Le café est prêt. Teresa se grille une cigarette et prend place sur le canapé. Coloré, son appartement est à l’image de sa propriétaire, toujours vêtue de vert. Figure de l’action militante niçoise depuis de nombreuses années, Teresa Maffeis a créée l’ADN (Association pour la Démocratie à Nice) pour lutter contre l’extrême-droite dans les Alpes-Maritimes. Mais depuis 2015, sa priorité est de soutenir les migrants bloqués à la frontière franco-italienne. La militante partage l'engagement de Cédric Herrou, mais sa vision est différente. « Vouloir, seul, représenter les migrants, ce n’est pas leur rendre service à mon avis. Et ça donne du grain à moudre à l’extrême droite », confie-t-elle, tout en reconnaissant qu’il y avait un besoin de médiatisation de la question à cette période. Franco-italienne, elle apporte de l’aide aux migrants grâce son réseau en Italie. « Je travaille beaucoup avec les militants italiens, notamment en tant que témoin à tous leurs procès », sourit-elle. « Quand des mineurs passent la frontière, les militants m’appellent et je me rends à la gare de Nice chercher les gamins ». Elles les accompagne par la suite dans des foyers de l’enfance. « Une fois arrivé en France, le mineur ne dépend plus du droit d’asile mais de la protection de l’enfant », complète la niçoise d’adoption.
Le berceau de la droite « dure »
Depuis la candidature de Jean-Marie Le Pen aux élections régionales de 1992 en Provence Alpes Côte-d’Azur (PACA), la militante septuagénaire est préoccupée par l'implantation de l’extrême-droite dans les Alpes Maritimes. Le second tour des élections municipales à Nice opposera le maire sortant Christian Estrosi au candidat du Rassemblement National issu du Bloc Identitaire Philippe Vardon. « Je crains que Vardon soit élu au conseil municipal. Les identitaires ont cette théorie de rentrer dans tous les conseils municipaux ». Avant d’ajouter : « Je connais Vardon depuis qu’il est gamin, il a toujours été facho ».
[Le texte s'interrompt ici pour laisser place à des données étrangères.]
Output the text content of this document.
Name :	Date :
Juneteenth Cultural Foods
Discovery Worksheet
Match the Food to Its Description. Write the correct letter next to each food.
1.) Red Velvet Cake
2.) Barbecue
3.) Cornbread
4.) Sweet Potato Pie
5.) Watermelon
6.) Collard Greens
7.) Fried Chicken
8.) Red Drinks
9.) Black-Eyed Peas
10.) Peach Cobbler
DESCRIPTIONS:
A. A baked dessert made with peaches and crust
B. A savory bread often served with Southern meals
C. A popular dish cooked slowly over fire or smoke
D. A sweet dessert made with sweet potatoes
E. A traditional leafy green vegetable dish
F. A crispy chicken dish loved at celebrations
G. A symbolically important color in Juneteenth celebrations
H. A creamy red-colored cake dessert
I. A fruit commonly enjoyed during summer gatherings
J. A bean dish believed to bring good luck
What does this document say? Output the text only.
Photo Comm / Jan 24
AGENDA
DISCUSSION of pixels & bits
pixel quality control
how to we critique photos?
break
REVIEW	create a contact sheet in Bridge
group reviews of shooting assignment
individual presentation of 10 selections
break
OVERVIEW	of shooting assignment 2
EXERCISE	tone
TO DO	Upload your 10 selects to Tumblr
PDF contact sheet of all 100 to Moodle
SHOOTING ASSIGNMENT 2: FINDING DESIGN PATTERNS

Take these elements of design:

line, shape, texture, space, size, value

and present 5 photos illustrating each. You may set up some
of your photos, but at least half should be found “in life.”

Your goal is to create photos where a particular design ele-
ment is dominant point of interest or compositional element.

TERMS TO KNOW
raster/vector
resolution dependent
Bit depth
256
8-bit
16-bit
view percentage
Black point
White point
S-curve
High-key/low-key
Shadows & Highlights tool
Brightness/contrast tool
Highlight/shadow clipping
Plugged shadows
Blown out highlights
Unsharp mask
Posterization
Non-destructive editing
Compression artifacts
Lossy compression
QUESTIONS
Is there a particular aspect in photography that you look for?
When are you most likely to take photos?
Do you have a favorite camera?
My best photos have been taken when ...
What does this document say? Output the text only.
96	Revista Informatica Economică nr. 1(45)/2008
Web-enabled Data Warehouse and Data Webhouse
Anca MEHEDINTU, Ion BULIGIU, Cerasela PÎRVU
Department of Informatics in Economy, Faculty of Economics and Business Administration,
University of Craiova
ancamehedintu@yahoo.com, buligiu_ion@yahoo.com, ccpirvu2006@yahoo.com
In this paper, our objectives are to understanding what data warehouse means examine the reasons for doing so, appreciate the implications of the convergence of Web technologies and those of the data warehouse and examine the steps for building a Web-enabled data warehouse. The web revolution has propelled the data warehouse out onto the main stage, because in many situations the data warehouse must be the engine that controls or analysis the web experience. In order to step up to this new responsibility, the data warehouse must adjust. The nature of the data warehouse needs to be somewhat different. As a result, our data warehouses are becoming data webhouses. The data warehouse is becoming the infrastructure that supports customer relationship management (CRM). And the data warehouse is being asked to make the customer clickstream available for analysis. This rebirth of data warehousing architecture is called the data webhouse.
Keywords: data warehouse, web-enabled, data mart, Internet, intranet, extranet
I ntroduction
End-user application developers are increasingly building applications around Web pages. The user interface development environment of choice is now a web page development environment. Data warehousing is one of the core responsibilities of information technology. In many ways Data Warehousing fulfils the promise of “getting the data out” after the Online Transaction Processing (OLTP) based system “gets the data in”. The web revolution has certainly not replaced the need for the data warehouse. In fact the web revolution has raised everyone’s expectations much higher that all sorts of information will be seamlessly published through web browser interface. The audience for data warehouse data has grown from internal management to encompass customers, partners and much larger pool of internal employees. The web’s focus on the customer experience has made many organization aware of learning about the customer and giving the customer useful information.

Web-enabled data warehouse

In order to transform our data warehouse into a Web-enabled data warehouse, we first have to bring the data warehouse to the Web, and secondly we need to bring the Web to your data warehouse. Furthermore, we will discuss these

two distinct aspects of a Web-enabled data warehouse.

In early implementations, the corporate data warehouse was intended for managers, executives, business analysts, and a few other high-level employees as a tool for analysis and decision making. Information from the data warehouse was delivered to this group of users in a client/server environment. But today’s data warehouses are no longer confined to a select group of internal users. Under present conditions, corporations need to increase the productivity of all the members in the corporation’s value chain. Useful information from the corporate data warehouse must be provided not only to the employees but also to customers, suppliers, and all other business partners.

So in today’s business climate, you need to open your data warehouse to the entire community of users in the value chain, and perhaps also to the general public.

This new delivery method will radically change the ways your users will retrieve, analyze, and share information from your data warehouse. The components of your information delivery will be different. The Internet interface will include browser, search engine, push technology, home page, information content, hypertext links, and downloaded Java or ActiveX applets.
Concernant l’avenir politique de la vallée de la Roya, Cédric Herrou se dit plutôt rassuré. Pourtant, la commune de Breil-sur-Roya où il réside vient d’enregistrer une écrasante victoire de la droite au premier tour des élections municipales face au maire sortant de sensibilité de gauche. Soutenu par le député Eric Ciotti, Sébastien Olharan a été choisi pour donner un « nouveau souffle à Breil », sa commune s’étant selon lui « dégradée ces dernières années avec la crise des migrants au coeur du débat » . La victoire électorale du jeune élu qui s’est souvent montré hostile à l’accueil va-t-elle mettre en péril la solidarité de certains Royasques ? Pas de quoi s’inquiéter selon Cédric Herrou. « La vallée de la Roya s’est fait connaître ces dernières années pour son élan de solidarité envers les migrants. On a déjà gagné ».